Rebecca and Gabe express gratitude for being part of the podcast, reiterating their commitment to help other couples through their experiences and their new book, The Fight for Us. They urge listeners to embrace vulnerability, foster deep connections, and rely on faith to navigate the complexities of marriage.
Final Notable Quote:
[77:11] Grant praises, “Thanks for setting the tone and the bar. I know it's not easy,” reflecting the profound impact Gabe and Rebecca have had on their friends' marriages and communities.
Rebecca Lyons [01:05]: “If you don't cultivate your interests together as a couple beyond launching kids, then you'll look at each other once they've left home and you're like, I don't know what we have.”
Gabe Lyons [06:48]: “Marriage was all about that first six months. I bet. Like, I'm selfish.”
Rebecca Lyons [15:05]: “If physical illness would not be an excuse to leave, why would mental struggle be an excuse to leave?”

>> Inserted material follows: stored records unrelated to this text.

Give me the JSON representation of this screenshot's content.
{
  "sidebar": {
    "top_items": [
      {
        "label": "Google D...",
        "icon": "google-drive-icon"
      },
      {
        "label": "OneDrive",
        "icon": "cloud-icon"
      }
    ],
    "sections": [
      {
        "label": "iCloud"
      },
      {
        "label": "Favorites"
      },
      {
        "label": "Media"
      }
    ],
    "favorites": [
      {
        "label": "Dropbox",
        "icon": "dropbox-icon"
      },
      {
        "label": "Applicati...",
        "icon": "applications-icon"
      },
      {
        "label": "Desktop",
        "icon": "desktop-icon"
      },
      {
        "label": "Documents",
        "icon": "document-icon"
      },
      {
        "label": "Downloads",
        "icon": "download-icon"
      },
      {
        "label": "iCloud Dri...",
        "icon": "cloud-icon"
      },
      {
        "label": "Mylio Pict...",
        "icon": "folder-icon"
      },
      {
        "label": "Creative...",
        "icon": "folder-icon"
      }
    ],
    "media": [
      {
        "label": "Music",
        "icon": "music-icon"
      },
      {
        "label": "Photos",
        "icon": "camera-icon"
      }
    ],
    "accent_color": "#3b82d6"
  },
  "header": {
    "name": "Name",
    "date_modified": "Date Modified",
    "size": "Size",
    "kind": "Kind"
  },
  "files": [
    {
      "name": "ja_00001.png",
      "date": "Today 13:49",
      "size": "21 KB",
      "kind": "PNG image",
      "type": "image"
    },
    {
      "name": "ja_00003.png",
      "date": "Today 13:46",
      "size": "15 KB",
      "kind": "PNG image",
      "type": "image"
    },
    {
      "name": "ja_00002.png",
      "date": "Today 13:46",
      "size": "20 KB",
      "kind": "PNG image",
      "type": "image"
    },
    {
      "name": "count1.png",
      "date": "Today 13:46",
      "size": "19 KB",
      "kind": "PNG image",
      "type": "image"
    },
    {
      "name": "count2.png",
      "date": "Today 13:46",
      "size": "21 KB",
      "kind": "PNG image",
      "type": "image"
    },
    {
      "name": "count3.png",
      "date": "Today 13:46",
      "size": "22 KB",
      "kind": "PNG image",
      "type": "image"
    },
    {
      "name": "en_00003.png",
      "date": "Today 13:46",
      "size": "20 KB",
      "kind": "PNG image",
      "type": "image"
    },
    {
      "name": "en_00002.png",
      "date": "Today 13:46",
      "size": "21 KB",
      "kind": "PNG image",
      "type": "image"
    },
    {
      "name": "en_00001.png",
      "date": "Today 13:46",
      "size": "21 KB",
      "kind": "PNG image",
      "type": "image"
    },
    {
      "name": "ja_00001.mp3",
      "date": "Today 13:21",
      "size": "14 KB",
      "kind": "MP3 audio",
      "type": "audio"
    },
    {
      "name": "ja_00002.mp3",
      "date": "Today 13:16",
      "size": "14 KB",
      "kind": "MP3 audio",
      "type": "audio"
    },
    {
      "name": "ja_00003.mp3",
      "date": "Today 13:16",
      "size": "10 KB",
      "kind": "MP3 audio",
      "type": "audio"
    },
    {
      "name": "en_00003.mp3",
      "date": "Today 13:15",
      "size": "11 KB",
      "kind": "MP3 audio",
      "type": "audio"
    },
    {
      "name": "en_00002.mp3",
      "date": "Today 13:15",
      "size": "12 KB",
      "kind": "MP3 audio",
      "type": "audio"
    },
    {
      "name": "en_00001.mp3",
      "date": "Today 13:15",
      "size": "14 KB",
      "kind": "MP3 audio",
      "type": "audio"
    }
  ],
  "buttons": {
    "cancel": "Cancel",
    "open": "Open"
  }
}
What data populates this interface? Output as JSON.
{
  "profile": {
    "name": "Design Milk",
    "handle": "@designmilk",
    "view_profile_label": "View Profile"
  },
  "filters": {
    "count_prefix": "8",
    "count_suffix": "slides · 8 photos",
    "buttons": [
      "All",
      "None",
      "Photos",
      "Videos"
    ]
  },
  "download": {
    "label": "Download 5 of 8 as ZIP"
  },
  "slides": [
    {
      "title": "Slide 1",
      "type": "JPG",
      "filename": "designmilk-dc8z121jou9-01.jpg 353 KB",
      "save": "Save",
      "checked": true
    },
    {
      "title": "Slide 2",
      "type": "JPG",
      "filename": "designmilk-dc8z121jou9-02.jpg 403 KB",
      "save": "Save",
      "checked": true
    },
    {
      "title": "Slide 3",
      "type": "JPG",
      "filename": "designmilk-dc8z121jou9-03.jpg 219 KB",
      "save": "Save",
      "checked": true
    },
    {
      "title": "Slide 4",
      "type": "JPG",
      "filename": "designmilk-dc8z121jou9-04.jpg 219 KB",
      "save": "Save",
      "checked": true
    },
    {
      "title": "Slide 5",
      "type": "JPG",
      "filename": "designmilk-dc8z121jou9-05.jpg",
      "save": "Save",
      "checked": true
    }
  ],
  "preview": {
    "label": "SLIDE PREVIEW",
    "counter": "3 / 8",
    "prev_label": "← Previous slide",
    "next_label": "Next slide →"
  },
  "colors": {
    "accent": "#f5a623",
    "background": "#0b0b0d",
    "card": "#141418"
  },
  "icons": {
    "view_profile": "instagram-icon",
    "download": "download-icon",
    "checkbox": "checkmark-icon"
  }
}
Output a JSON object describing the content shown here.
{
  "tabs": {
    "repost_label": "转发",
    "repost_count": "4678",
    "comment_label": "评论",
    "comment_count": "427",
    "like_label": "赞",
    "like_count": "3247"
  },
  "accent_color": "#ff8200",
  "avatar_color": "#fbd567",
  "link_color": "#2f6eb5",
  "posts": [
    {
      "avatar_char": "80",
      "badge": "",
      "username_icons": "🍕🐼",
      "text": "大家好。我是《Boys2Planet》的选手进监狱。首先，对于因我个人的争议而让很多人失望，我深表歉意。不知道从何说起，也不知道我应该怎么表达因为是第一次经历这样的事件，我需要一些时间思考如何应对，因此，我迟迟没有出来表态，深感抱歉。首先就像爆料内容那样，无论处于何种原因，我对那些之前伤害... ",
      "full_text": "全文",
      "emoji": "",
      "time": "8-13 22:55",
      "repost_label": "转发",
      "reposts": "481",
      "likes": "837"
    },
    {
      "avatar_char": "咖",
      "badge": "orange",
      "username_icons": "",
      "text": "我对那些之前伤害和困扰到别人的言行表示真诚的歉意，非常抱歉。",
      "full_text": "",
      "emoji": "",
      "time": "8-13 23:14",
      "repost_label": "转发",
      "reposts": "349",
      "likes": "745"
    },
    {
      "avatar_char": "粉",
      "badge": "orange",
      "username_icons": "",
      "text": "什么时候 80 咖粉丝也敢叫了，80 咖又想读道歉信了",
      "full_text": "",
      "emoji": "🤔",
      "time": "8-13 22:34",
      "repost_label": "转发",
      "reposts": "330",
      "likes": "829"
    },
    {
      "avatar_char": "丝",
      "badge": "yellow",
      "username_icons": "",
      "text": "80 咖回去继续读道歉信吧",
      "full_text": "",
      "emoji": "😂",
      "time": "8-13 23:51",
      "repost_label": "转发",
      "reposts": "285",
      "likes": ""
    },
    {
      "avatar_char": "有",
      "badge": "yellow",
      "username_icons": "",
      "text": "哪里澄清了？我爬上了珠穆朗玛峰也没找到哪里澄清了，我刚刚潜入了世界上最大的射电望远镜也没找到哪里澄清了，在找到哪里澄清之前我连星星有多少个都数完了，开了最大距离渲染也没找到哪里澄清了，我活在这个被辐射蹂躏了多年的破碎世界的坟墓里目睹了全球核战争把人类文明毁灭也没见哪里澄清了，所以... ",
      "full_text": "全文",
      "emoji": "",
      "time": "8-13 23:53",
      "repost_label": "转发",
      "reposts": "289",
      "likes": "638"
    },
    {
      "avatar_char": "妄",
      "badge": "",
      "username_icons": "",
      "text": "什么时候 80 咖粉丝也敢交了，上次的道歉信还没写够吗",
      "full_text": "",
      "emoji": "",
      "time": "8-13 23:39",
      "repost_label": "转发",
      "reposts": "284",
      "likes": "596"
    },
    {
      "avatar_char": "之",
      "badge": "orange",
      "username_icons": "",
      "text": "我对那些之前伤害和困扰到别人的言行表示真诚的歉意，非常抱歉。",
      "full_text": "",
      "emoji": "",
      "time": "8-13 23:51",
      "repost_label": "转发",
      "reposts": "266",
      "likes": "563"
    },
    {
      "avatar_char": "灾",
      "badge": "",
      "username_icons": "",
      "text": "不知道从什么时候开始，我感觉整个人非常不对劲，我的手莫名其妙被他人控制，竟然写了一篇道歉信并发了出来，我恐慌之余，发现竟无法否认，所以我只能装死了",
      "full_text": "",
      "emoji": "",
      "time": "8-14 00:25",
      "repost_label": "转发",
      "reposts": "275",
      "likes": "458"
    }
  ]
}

Gabe Lyons [25:34]: “Any thoughts we've had about somebody else, fantasies, we talk about it. And that didn't start early, but we've learned how to do that.”
Rebecca Lyons [38:01]: “I'm not leaving the room. We will work through it, and we will take as long as it needs, and we will get all the help and support we need.”
Gabe Lyons [54:02]: “How does a spouse respond? When their spouse is acknowledging something that is going to be hurtful… we had many nights, you know, where I could stay awake… having these conversations in bed about something hard.”
This episode serves as a beacon of hope and guidance for couples navigating the complexities of marriage. Gabe and Rebecca Lyons offer a testament to the power of faith, intentionality, and unwavering commitment in overcoming marital challenges. Their insights and practical advice provide a roadmap for building a resilient and spiritually grounded marriage.